Ramadan is almost upon us and is usually the time when most Muslims pay their zakat for the year. To make things easier for you, we are doing a series on how to calculate zakat on different asset classes.
In this article, we will break down and demonstrate how to calculate your zakat due on any loans you have given out.
Is zakat due on loans?
In short, yes. Money that you have lent out and expect to receive back will incur zakat each year as normal.
You could alternatively wait to receive the money back and then pay zakat on it for all the years that it was owed. This approach would be useful in situations where you are genuinely unsure if the loan would be paid back (i.e. bad debt).
For student loans and Islamic mortgages these are sums you owe – not sums owed to you. You can deduct these from your zakatable assets. You should only deduct what you will pay over the next month or so (although some scholars allow you to deduct what you will pay in the next year).

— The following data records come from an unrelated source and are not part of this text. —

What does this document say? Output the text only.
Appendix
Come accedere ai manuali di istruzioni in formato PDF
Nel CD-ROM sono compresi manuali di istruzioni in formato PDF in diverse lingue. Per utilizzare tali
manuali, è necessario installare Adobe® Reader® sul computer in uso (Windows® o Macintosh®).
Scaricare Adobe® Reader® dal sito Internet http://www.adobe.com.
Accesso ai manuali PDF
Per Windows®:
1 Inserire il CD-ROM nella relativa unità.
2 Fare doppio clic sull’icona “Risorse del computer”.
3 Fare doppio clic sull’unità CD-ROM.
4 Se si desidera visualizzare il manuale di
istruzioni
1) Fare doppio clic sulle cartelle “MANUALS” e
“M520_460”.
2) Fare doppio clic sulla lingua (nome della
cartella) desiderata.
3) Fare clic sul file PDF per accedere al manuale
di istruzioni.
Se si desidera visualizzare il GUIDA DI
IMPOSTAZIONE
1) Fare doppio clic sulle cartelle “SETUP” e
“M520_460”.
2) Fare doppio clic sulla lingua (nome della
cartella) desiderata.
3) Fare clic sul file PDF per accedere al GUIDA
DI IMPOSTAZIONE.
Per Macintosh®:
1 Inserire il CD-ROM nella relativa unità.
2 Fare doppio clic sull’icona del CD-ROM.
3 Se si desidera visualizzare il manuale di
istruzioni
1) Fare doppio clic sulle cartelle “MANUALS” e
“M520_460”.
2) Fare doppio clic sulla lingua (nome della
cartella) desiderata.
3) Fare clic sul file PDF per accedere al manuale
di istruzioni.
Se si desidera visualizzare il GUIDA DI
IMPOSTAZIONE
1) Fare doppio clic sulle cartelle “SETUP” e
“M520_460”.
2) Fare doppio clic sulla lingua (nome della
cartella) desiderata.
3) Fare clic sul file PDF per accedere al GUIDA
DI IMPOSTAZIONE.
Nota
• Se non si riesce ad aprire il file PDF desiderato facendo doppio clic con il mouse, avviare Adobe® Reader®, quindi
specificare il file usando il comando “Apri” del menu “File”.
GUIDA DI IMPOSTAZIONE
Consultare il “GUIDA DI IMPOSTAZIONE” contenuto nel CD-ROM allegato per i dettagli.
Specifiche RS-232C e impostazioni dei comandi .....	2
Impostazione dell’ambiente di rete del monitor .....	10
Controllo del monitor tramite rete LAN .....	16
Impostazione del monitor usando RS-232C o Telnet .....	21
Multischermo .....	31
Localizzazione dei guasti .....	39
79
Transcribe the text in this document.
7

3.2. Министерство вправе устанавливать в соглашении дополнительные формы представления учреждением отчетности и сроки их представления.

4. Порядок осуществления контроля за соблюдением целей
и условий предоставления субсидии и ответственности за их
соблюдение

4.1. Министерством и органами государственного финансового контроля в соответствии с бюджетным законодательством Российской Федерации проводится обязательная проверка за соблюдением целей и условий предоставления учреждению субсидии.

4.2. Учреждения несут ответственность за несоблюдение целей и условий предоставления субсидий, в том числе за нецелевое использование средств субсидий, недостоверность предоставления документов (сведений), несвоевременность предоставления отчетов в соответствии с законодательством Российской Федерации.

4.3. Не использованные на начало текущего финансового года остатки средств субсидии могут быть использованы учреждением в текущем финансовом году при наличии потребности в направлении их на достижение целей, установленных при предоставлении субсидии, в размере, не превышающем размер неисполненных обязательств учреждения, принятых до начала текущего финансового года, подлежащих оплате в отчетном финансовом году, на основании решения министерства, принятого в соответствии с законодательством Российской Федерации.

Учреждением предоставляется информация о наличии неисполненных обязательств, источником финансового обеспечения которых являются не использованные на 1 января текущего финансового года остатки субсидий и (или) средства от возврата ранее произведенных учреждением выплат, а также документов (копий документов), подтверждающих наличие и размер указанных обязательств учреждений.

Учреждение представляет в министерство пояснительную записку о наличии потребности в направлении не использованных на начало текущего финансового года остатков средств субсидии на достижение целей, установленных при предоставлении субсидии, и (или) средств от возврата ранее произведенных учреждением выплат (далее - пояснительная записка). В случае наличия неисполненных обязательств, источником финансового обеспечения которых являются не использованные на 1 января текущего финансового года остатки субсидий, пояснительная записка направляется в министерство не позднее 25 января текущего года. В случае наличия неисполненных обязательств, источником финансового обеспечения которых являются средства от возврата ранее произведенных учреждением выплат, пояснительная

What zakatable assets are in loans?
In short, as you are lending money, all of it is zakatable.
Let’s say Sana has lent out £1000 to her brother Ali to support him in purchasing new furniture for his house. It takes Ali 3 years to pay it back. She should either:
- Pay zakat on the £1000 each year until she receives the loan back.
- Wait for the return of the loan three years later and pay zakat for each of the three years that it was loaned out.